Но в данном случае важно сказать не о самой любви к фоткам, а о том, что для Александра Исаевича никогда не были проблемой изысканные фотоэтюды, и он этому жанру всегда уделял огромное внимание. Когда готовилось отдельное издание "Ивана Денисовича", то надо было к нему сделать фотографию автора, и Солженицын признается: "Фотограф оказался плох, но то, что мне нужно было, – выражение замученное и печальное, мы изобразили" ("Теленок", с. 48). Так и всегда он добивался нужного ему изображения.
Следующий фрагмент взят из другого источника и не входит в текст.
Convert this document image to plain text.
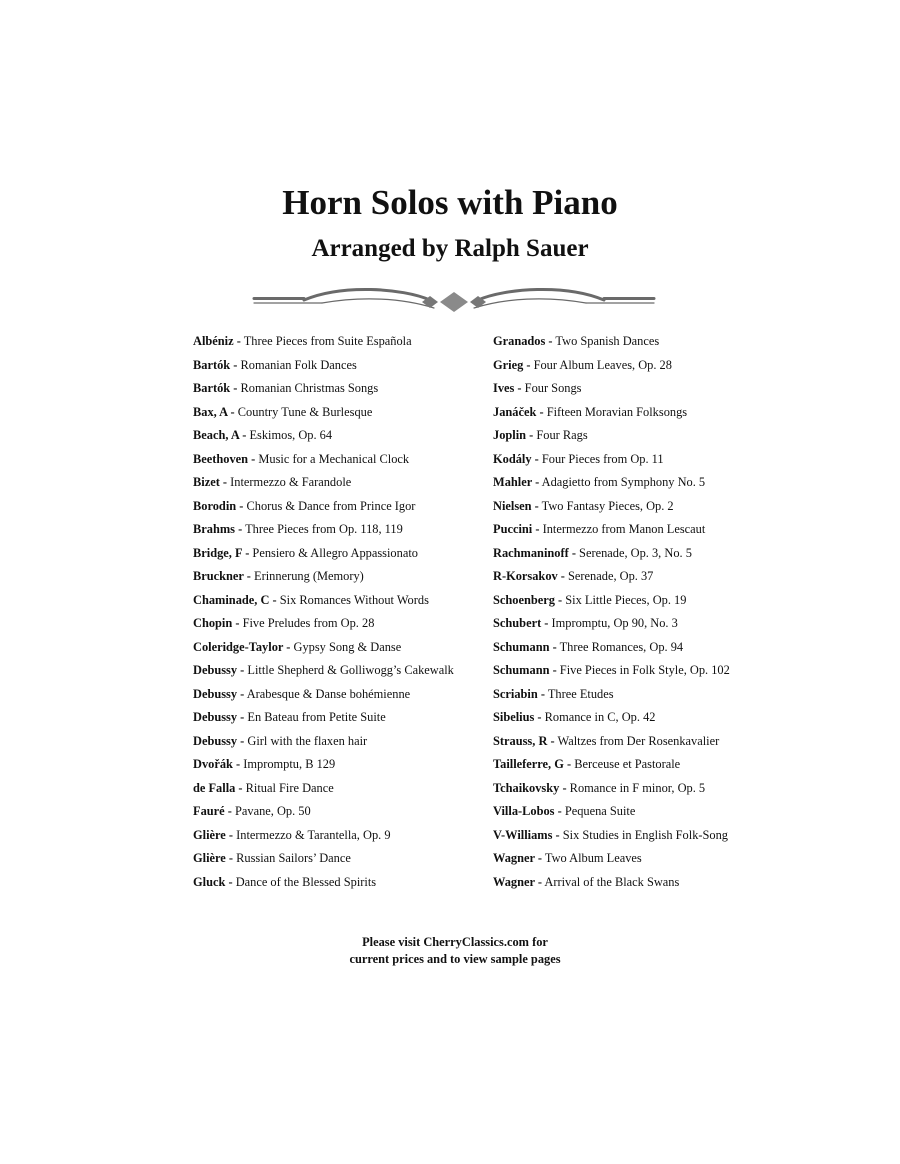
Horn Solos with Piano
Arranged by Ralph Sauer
Albéniz - Three Pieces from Suite Española
Bartók - Romanian Folk Dances
Bartók - Romanian Christmas Songs
Bax, A - Country Tune & Burlesque
Beach, A - Eskimos, Op. 64
Beethoven - Music for a Mechanical Clock
Bizet - Intermezzo & Farandole
Borodin - Chorus & Dance from Prince Igor
Brahms - Three Pieces from Op. 118, 119
Bridge, F - Pensiero & Allegro Appassionato
Bruckner - Erinnerung (Memory)
Chaminade, C - Six Romances Without Words
Chopin - Five Preludes from Op. 28
Coleridge-Taylor - Gypsy Song & Danse
Debussy - Little Shepherd & Golliwogg’s Cakewalk
Debussy - Arabesque & Danse bohémienne
Debussy - En Bateau from Petite Suite
Debussy - Girl with the flaxen hair
Dvořák - Impromptu, B 129
de Falla - Ritual Fire Dance
Fauré - Pavane, Op. 50
Glière - Intermezzo & Tarantella, Op. 9
Glière - Russian Sailors’ Dance
Gluck - Dance of the Blessed Spirits
Granados - Two Spanish Dances
Grieg - Four Album Leaves, Op. 28
Ives - Four Songs
Janáček - Fifteen Moravian Folksongs
Joplin - Four Rags
Kodály - Four Pieces from Op. 11
Mahler - Adagietto from Symphony No. 5
Nielsen - Two Fantasy Pieces, Op. 2
Puccini - Intermezzo from Manon Lescaut
Rachmaninoff - Serenade, Op. 3, No. 5
R-Korsakov - Serenade, Op. 37
Schoenberg - Six Little Pieces, Op. 19
Schubert - Impromptu, Op 90, No. 3
Schumann - Three Romances, Op. 94
Schumann - Five Pieces in Folk Style, Op. 102
Scriabin - Three Etudes
Sibelius - Romance in C, Op. 42
Strauss, R - Waltzes from Der Rosenkavalier
Tailleferre, G - Berceuse et Pastorale
Tchaikovsky - Romance in F minor, Op. 5
Villa-Lobos - Pequena Suite
V-Williams - Six Studies in English Folk-Song
Wagner - Two Album Leaves
Wagner - Arrival of the Black Swans
Please visit CherryClassics.com for
current prices and to view sample pages
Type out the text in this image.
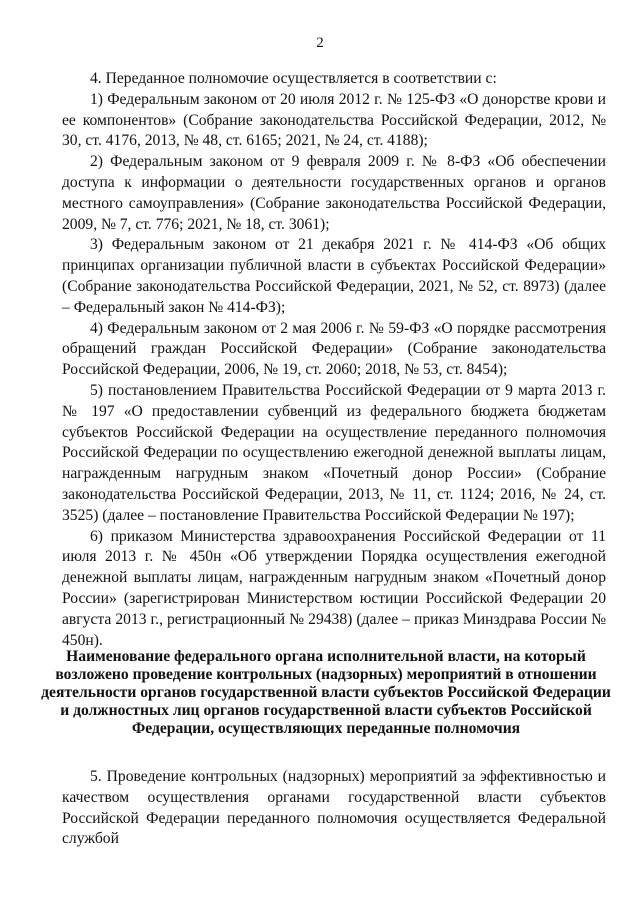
2

4. Переданное полномочие осуществляется в соответствии с:

1) Федеральным законом от 20 июля 2012 г. № 125-ФЗ «О донорстве крови и ее компонентов» (Собрание законодательства Российской Федерации, 2012, № 30, ст. 4176, 2013, № 48, ст. 6165; 2021, № 24, ст. 4188);

2) Федеральным законом от 9 февраля 2009 г. № 8-ФЗ «Об обеспечении доступа к информации о деятельности государственных органов и органов местного самоуправления» (Собрание законодательства Российской Федерации, 2009, № 7, ст. 776; 2021, № 18, ст. 3061);

3) Федеральным законом от 21 декабря 2021 г. № 414-ФЗ «Об общих принципах организации публичной власти в субъектах Российской Федерации» (Собрание законодательства Российской Федерации, 2021, № 52, ст. 8973) (далее – Федеральный закон № 414-ФЗ);

4) Федеральным законом от 2 мая 2006 г. № 59-ФЗ «О порядке рассмотрения обращений граждан Российской Федерации» (Собрание законодательства Российской Федерации, 2006, № 19, ст. 2060; 2018, № 53, ст. 8454);

5) постановлением Правительства Российской Федерации от 9 марта 2013 г. № 197 «О предоставлении субвенций из федерального бюджета бюджетам субъектов Российской Федерации на осуществление переданного полномочия Российской Федерации по осуществлению ежегодной денежной выплаты лицам, награжденным нагрудным знаком «Почетный донор России» (Собрание законодательства Российской Федерации, 2013, № 11, ст. 1124; 2016, № 24, ст. 3525) (далее – постановление Правительства Российской Федерации № 197);

6) приказом Министерства здравоохранения Российской Федерации от 11 июля 2013 г. № 450н «Об утверждении Порядка осуществления ежегодной денежной выплаты лицам, награжденным нагрудным знаком «Почетный донор России» (зарегистрирован Министерством юстиции Российской Федерации 20 августа 2013 г., регистрационный № 29438) (далее – приказ Минздрава России № 450н).

Наименование федерального органа исполнительной власти, на который возложено проведение контрольных (надзорных) мероприятий в отношении деятельности органов государственной власти субъектов Российской Федерации и должностных лиц органов государственной власти субъектов Российской Федерации, осуществляющих переданные полномочия

5. Проведение контрольных (надзорных) мероприятий за эффективностью и качеством осуществления органами государственной власти субъектов Российской Федерации переданного полномочия осуществляется Федеральной службой
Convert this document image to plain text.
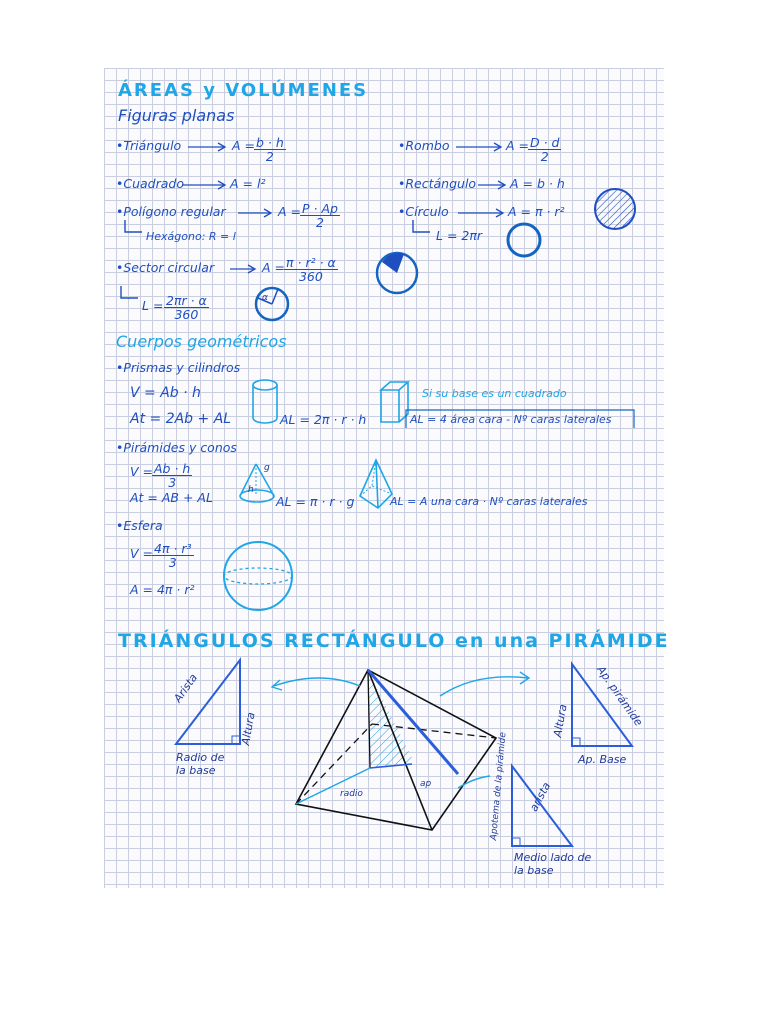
ÁREAS y VOLÚMENES
Figuras planas
•Triángulo	$A = \frac{b \cdot h}{2}$	•Rombo	$A = \frac{D \cdot d}{2}$
•Cuadrado	A = l²	•Rectángulo	A = b · h
•Polígono regular	$A = \frac{P \cdot Ap}{2}$
Hexágono: R = l
•Círculo	A = π · r²
L = 2πr
•Sector circular	$A = \frac{\text{π · r² · α}}{360}$
$L = \frac{2\pi r \cdot \alpha}{360}$	α
Cuerpos geométricos
•Prismas y cilindros
V = Ab · h
At = 2Ab + AL	AL = 2π · r · h
Si su base es un cuadrado
AL = 4 área cara - Nº caras laterales
•Pirámides y conos
$V = \frac{Ab \cdot h}{3}$
At = AB + AL
g
h
AL = π · r · g	AL = A una cara · Nº caras laterales
•Esfera
$V = \frac{\text{4π · r³}}{3}$
A = 4π · r²
TRIÁNGULOS RECTÁNGULO en una PIRÁMIDE
Arista
Altura
Radio de la base
radio
ap
Ap. pirámide
Altura
Ap. Base
arista
Apotema de la pirámide
Medio lado de la base
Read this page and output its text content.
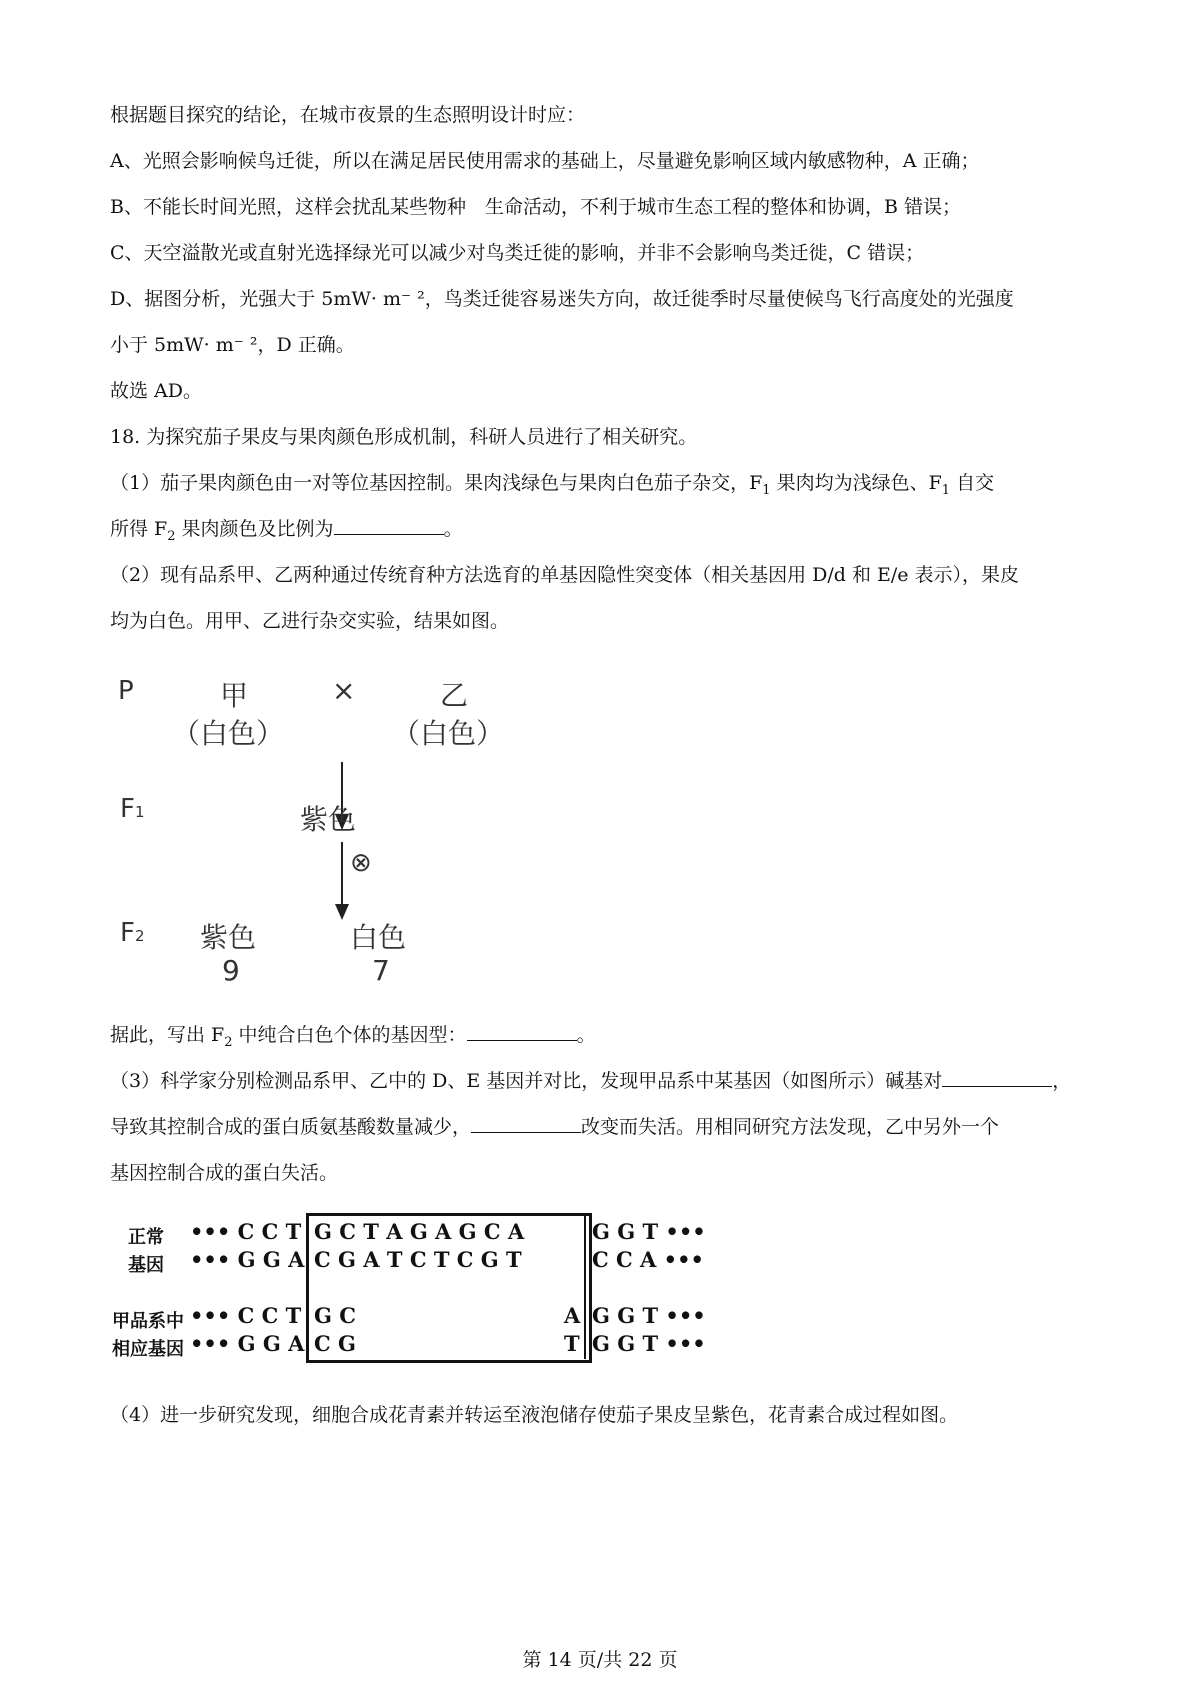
根据题目探究的结论，在城市夜景的生态照明设计时应：

A、光照会影响候鸟迁徙，所以在满足居民使用需求的基础上，尽量避免影响区域内敏感物种，A 正确；

B、不能长时间光照，这样会扰乱某些物种　生命活动，不利于城市生态工程的整体和协调，B 错误；

C、天空溢散光或直射光选择绿光可以减少对鸟类迁徙的影响，并非不会影响鸟类迁徙，C 错误；

D、据图分析，光强大于 5mW· m⁻ ²，鸟类迁徙容易迷失方向，故迁徙季时尽量使候鸟飞行高度处的光强度

小于 5mW· m⁻ ²，D 正确。

故选 AD。

18. 为探究茄子果皮与果肉颜色形成机制，科研人员进行了相关研究。

（1）茄子果肉颜色由一对等位基因控制。果肉浅绿色与果肉白色茄子杂交，$F_1$ 果肉均为浅绿色、$F_1$ 自交

所得 $F_2$ 果肉颜色及比例为	。

（2）现有品系甲、乙两种通过传统育种方法选育的单基因隐性突变体（相关基因用 D/d 和 E/e 表示），果皮

均为白色。用甲、乙进行杂交实验，结果如图。

P	甲
（白色）
×	乙
（白色）
F1	紫色
⊗
F2 紫色
9
白色
7

据此，写出 $F_2$ 中纯合白色个体的基因型：	。

（3）科学家分别检测品系甲、乙中的 D、E 基因并对比，发现甲品系中某基因（如图所示）碱基对	，

导致其控制合成的蛋白质氨基酸数量减少，	改变而失活。用相同研究方法发现，乙中另外一个

基因控制合成的蛋白失活。

正常
基因
甲品系中
相应基因
••• C C T G C T A G A G C A	G G T •••
••• G G A C G A T C T C G T	C C A •••
••• C C T G C	A G G T •••
••• G G A C G	T G G T •••

（4）进一步研究发现，细胞合成花青素并转运至液泡储存使茄子果皮呈紫色，花青素合成过程如图。

第 14 页/共 22 页
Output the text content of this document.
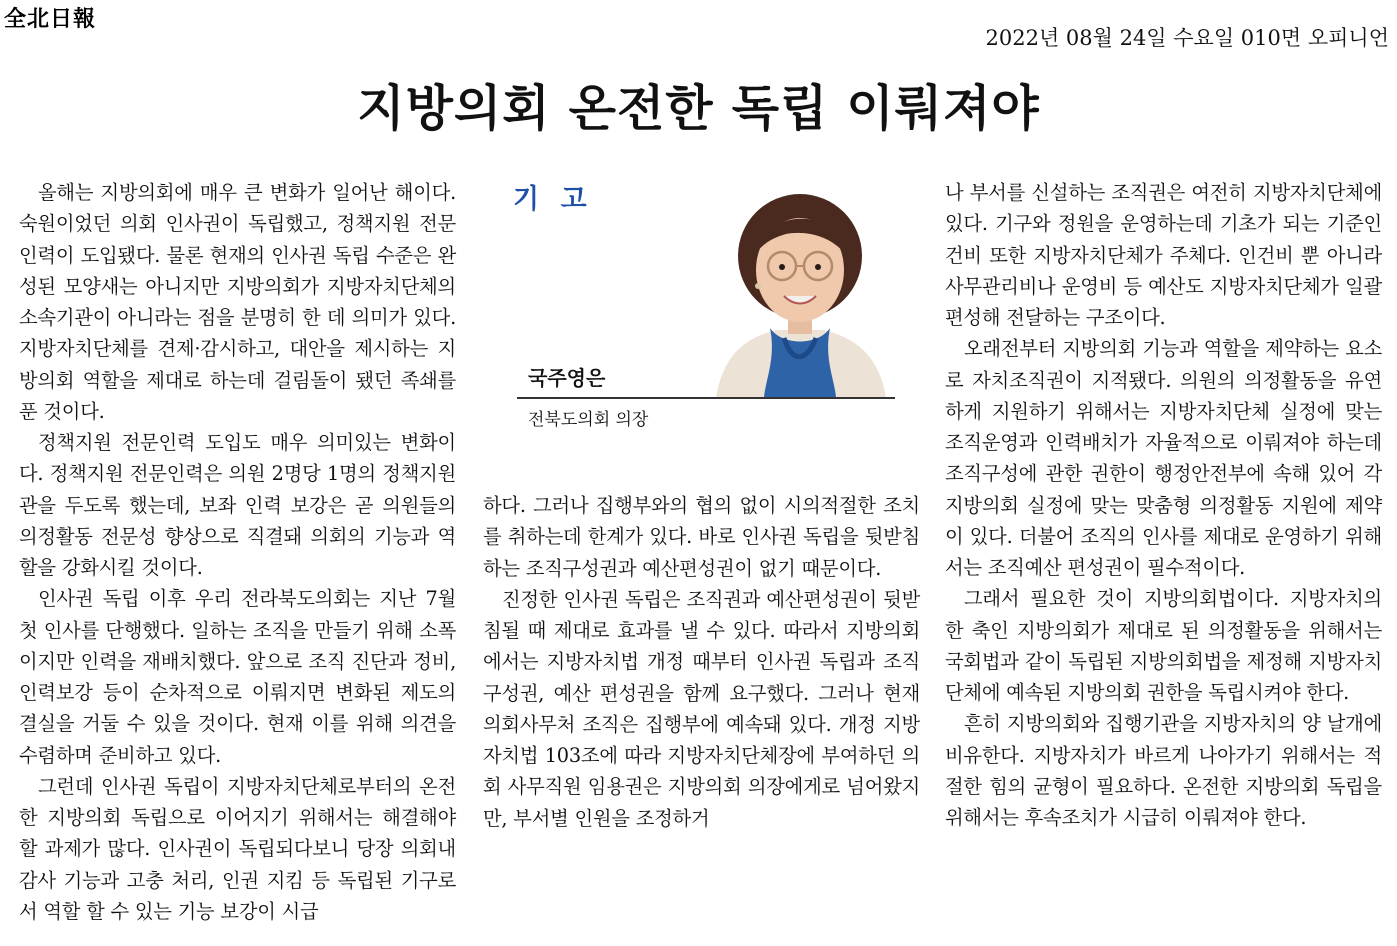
全北日報
2022년 08월 24일 수요일 010면 오피니언
지방의회 온전한 독립 이뤄져야
기 고
국주영은
전북도의회 의장

올해는 지방의회에 매우 큰 변화가 일어난 해이다. 숙원이었던 의회 인사권이 독립했고, 정책지원 전문인력이 도입됐다. 물론 현재의 인사권 독립 수준은 완성된 모양새는 아니지만 지방의회가 지방자치단체의 소속기관이 아니라는 점을 분명히 한 데 의미가 있다. 지방자치단체를 견제·감시하고, 대안을 제시하는 지방의회 역할을 제대로 하는데 걸림돌이 됐던 족쇄를 푼 것이다.

정책지원 전문인력 도입도 매우 의미있는 변화이다. 정책지원 전문인력은 의원 2명당 1명의 정책지원관을 두도록 했는데, 보좌 인력 보강은 곧 의원들의 의정활동 전문성 향상으로 직결돼 의회의 기능과 역할을 강화시킬 것이다.

인사권 독립 이후 우리 전라북도의회는 지난 7월 첫 인사를 단행했다. 일하는 조직을 만들기 위해 소폭이지만 인력을 재배치했다. 앞으로 조직 진단과 정비, 인력보강 등이 순차적으로 이뤄지면 변화된 제도의 결실을 거둘 수 있을 것이다. 현재 이를 위해 의견을 수렴하며 준비하고 있다.

그런데 인사권 독립이 지방자치단체로부터의 온전한 지방의회 독립으로 이어지기 위해서는 해결해야 할 과제가 많다. 인사권이 독립되다보니 당장 의회내 감사 기능과 고충 처리, 인권 지킴 등 독립된 기구로서 역할 할 수 있는 기능 보강이 시급

하다. 그러나 집행부와의 협의 없이 시의적절한 조치를 취하는데 한계가 있다. 바로 인사권 독립을 뒷받침하는 조직구성권과 예산편성권이 없기 때문이다.

진정한 인사권 독립은 조직권과 예산편성권이 뒷받침될 때 제대로 효과를 낼 수 있다. 따라서 지방의회에서는 지방자치법 개정 때부터 인사권 독립과 조직구성권, 예산 편성권을 함께 요구했다. 그러나 현재 의회사무처 조직은 집행부에 예속돼 있다. 개정 지방자치법 103조에 따라 지방자치단체장에 부여하던 의회 사무직원 임용권은 지방의회 의장에게로 넘어왔지만, 부서별 인원을 조정하거

나 부서를 신설하는 조직권은 여전히 지방자치단체에 있다. 기구와 정원을 운영하는데 기초가 되는 기준인건비 또한 지방자치단체가 주체다. 인건비 뿐 아니라 사무관리비나 운영비 등 예산도 지방자치단체가 일괄 편성해 전달하는 구조이다.

오래전부터 지방의회 기능과 역할을 제약하는 요소로 자치조직권이 지적됐다. 의원의 의정활동을 유연하게 지원하기 위해서는 지방자치단체 실정에 맞는 조직운영과 인력배치가 자율적으로 이뤄져야 하는데 조직구성에 관한 권한이 행정안전부에 속해 있어 각 지방의회 실정에 맞는 맞춤형 의정활동 지원에 제약이 있다. 더불어 조직의 인사를 제대로 운영하기 위해서는 조직예산 편성권이 필수적이다.

그래서 필요한 것이 지방의회법이다. 지방자치의 한 축인 지방의회가 제대로 된 의정활동을 위해서는 국회법과 같이 독립된 지방의회법을 제정해 지방자치단체에 예속된 지방의회 권한을 독립시켜야 한다.

흔히 지방의회와 집행기관을 지방자치의 양 날개에 비유한다. 지방자치가 바르게 나아가기 위해서는 적절한 힘의 균형이 필요하다. 온전한 지방의회 독립을 위해서는 후속조치가 시급히 이뤄져야 한다.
Вот широко известная фотка, где он сидит с убийственным выражением затравленного волка, а на шапке, на телогрейке и на ватных штанах черный номер "Щ-282" на белом лоскуте. Многие принимают это за правду, тем более что фотка помещена в супер-архи-квази-документальном "Архипелаге". Но подумайте, кто бы в лагере стал его в таком виде фотографировать? И зачем? Это в чистом виде инсценировка, устроенная уже на свободе.
Столь же известна по "Архипелагу" жанровая фотка "Шмон": Александр Исаевич в том же наряде уже не сидит, а стоит с раскинутыми в стороны руками, а кто-то в армейском тулупе, в ушанке (все продумано!) шарит у него по карманам. Тоже инсценировка! Но вот сидит он в блиндаже, вооруженный ручкой, а перед ним листы бумаги, чернильница и подпись: "Старший лейтенант Солженицын в блиндаже над рукописью "Женской повести". Февраль 1944" – это доподлинно! Не хватает только жены рядом…
Так что смастачить фотографию какого-то "подполковника Иванова" в молодости для Александра Исаевича не составляло ни малейшего труда.
Теперь самое время вернуться еще раз к тому, что о своем убийстве писал в "Теленке" сам недоубитый: "Я летом 1971 года был лишен своего (?) Рождества…" Уточним: речь идет о даче в селе Рождество-на-Истре Наро-Фоминского района Московской области (ее снимок, разумеется, в книге есть). Она принадлежала вовсе не ему, а Решетовской, которая после того, как он еще в 1969 году сошелся со Н. Светловой, естественно, наконец, предложила ему очистить помещение.
И хотя тут же после вышибона с дачи жены Солженицын проворно поселился на даче Ростроповича и Вишневской, но, говорит, "впервые за много лет мне плохо писалось, я нервничал – среди лета, как мне нельзя (!), решился ехать на юг, по местам моего детства, собирать материалы, а начать – с тети, у которой не был уже лет восемь" (с. 295).
Почему нельзя было ехать среди лета на юг? Потому что лето стояло ужасно жаркое, а он, видимо, плохо переносит жару. Однако поехал.